Un canale cercato affannosamente, se è vero quel che scrivono i cronisti dagli Usa, cioè che prima dell’inaugurazione trumpiana l’ambasciata danese a Washington era andata a caccia di un lobbista per aprire un’interlocuzione con la nuova amministrazione.
Il messaggio che Frederiksen vuole dare in pubblico è chiaro: «Abbiamo pieno sostegno», Copenaghen non è isolata, anche i leader europei e l’alleanza atlantica proteggono frontiere e «sovranità» (la Francia non esclude «l’invio di truppe»); e nel mezzo, tra la telefonata e il tour, la Danimarca ha pure annunciato un nuovo stanziamento per la difesa della tanto contesa isola ghiacciata.
Ma la sostanza è un’altra: le mosse apparentemente battagliere di Frederiksen fanno parte di una strategia di negoziazione con gli Usa («ancora il nostro principale alleato», lo ha ribadito questo martedì). Si basa sulla convinzione che dalla lite groenlandese possano uscire tutti salvando la faccia. Come? Con più spese per la difesa.
La strategia danese
La premier danese – assieme al leader groenlandese Múte Bourup Egede – scommette su un punto: che invece di avere la Groenlandia, Trump possa accontentarsi di averla dalla sua parte. L’isola più grande ma meno popolata al mondo (ha circa la metà degli abitanti di Pesaro) stimola gli appetiti del magnate per due ragioni assai concrete: risorse e geopolitica.
Il capo di governo groenlandese si dice disposto ad accordi sulle ricchezze minerarie. L’economia della transizione rende particolarmente ambite le cosiddette materie rare delle quali la Groenlandia è ben fornita: qui si trovano almeno 25 dei 34 critical raw materials elencati come tali dalla Commissione Ue.
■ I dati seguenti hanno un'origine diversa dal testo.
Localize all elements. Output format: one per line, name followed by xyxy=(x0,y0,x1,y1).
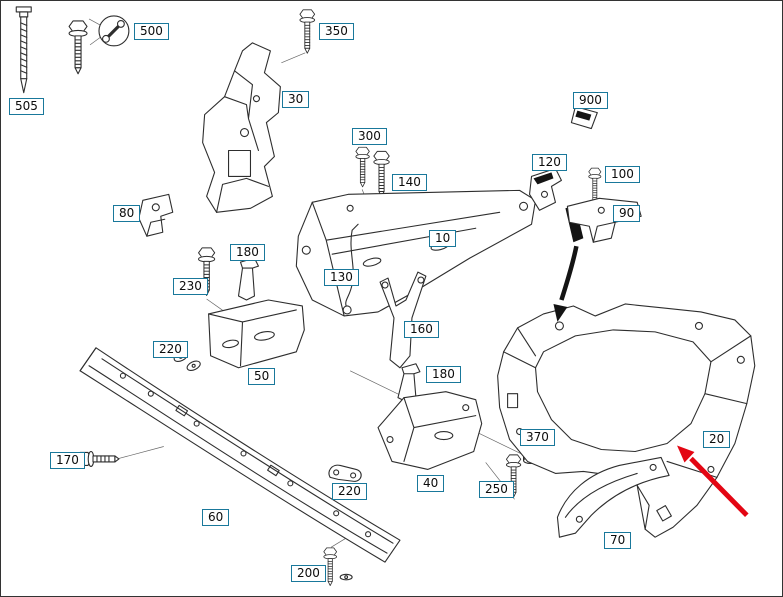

Non c’è bisogno di invadere la Groenlandia se si può attingere alle risorse per via pacifica, è il ragionamento. Ma va completato col versante geopolitico: Trump parla di «sicurezza nazionale» perché – anche se gli Usa hanno avamposti sull’isola – la Cina si fa largo.
«Pensavano che mettere due cani da slitta in più fosse proteggere l’isola!», ha colpito (per ora col sarcasmo) Trump. Il governo danese ha da poco annunciato nuove spese (un paio di miliardi) per la difesa della Groenlandia, mentre Frederiksen ha incontrato Rutte per segnalare che la Nato deve puntare sul versante artico. A questo punto della vicenda va ricordato che la premier danese (socialista ma partner di Meloni sul dossier migranti) da tempo sostiene che l’Ue debba spendere di più in difesa, e già prima della vittoria di Trump sosteneva ci si dovesse preparare a sacrificare la spesa sociale in nome di quella militare.
Lunedì i leader europei si incontrano in un summit incentrato su come aumentare i finanziamenti per la difesa (perché è vero che Trump invoca che gli europei spendano di più, ma gli europei, Macron in testa, erano già d’accordo) e pare che Frederiksen questo martedì da Scholz abbia provato a perorare l’ipotesi degli eurobond (indebitamento comune), finora indigesta al cancelliere. Spendere di più in difesa, con in più l’argomento groenlandese: ecco la strategia di Frederiksen. Che non a caso ha detto nel giorno del suo tour europeo: «Mi occupo degli interessi della Danimarca, duramente in questo momento, e degli interessi dell'Europa. La cosa buona è che ora sono connessi».